Un étranger peut-il être directeur d'une société thaïlandaise ? Oui. Il lui faut un permis de travail (Work Permit) et un visa d'affaires de catégorie Non-B. La procédure d'obtention prend 3 à 6 semaines après l'immatriculation de la société.

Quelles sont les principales différences avec une société occidentale classique ? Une Co., Ltd. thaïlandaise requiert au minimum 3 actionnaires (contre un seul dans la plupart des structures européennes). Le directeur dispose de pouvoirs nettement plus étendus qu'en Europe. Enfin, un audit annuel est obligatoire pour toutes les sociétés, quel que soit leur chiffre d'affaires.

Est-il possible de transférer une activité hors de Thaïlande ? Oui, mais cela implique la liquidation de l'entité juridique thaïlandaise. Le processus prend 6 à 12 mois et comprend un contrôle fiscal portant sur les cinq dernières années d'activité. Les actifs et licences ne sont pas transférables automatiquement.

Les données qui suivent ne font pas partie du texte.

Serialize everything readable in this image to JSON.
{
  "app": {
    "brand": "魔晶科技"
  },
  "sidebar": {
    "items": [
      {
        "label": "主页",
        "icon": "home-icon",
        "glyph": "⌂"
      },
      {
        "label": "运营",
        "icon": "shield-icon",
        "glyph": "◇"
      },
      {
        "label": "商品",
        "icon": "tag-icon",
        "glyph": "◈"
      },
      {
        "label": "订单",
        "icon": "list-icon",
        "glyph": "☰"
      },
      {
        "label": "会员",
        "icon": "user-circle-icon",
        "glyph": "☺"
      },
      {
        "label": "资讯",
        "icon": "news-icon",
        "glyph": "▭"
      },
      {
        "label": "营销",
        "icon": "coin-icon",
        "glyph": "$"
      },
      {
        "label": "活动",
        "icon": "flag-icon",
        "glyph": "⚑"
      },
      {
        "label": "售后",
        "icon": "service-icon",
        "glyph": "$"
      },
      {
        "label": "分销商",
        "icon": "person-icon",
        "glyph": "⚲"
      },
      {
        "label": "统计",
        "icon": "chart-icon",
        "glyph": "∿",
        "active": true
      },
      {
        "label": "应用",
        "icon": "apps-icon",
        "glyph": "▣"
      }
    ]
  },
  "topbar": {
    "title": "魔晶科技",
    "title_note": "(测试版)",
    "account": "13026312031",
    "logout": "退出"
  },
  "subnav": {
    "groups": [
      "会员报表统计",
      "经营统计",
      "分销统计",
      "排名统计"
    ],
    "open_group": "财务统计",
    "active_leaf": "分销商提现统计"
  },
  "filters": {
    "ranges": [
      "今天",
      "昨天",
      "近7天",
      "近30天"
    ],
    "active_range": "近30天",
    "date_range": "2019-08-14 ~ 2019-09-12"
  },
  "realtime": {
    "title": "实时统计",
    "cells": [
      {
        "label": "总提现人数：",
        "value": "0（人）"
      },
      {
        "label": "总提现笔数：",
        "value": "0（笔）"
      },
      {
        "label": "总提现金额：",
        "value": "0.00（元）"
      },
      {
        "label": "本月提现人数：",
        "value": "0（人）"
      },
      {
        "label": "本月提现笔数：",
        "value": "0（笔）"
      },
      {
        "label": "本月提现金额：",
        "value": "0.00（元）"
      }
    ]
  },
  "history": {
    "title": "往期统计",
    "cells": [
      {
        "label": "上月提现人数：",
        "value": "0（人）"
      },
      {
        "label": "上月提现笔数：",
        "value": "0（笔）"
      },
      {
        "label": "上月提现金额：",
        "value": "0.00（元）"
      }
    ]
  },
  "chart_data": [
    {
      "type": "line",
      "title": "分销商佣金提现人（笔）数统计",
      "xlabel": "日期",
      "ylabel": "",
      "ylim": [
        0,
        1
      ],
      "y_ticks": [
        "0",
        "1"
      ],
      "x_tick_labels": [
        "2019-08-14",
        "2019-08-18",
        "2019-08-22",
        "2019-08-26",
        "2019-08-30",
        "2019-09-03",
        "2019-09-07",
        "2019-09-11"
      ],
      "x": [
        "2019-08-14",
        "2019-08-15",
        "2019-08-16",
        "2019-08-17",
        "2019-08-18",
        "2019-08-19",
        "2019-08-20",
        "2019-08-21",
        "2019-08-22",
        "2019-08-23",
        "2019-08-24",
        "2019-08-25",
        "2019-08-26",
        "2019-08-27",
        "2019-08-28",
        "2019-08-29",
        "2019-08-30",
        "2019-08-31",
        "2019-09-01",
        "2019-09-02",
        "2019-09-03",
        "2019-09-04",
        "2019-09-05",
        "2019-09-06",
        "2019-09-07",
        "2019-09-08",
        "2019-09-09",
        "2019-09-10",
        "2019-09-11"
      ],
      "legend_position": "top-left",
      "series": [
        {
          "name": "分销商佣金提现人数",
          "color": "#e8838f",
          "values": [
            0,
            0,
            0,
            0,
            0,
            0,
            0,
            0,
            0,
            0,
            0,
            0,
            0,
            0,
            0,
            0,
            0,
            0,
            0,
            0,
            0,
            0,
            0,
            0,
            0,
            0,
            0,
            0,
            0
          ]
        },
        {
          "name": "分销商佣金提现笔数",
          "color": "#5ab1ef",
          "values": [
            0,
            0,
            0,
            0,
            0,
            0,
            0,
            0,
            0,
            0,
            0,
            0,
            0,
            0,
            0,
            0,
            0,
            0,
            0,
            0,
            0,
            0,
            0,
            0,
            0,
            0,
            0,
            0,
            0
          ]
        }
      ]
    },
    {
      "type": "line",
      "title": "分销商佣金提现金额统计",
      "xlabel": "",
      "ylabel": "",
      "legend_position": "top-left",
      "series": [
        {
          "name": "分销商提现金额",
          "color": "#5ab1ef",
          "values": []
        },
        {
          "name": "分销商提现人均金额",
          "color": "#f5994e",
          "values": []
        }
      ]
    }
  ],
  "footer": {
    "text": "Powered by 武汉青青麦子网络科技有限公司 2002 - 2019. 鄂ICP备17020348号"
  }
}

Un partenariat bien structuré en Thaïlande ouvre l'accès à un marché régional de 680 millions de consommateurs au sein de l'ASEAN. De nombreux entrepreneurs ayant consolidé leur activité dans le pays réinvestissent leurs bénéfices dans l'immobilier thaïlandais, générant ainsi des revenus locatifs complémentaires.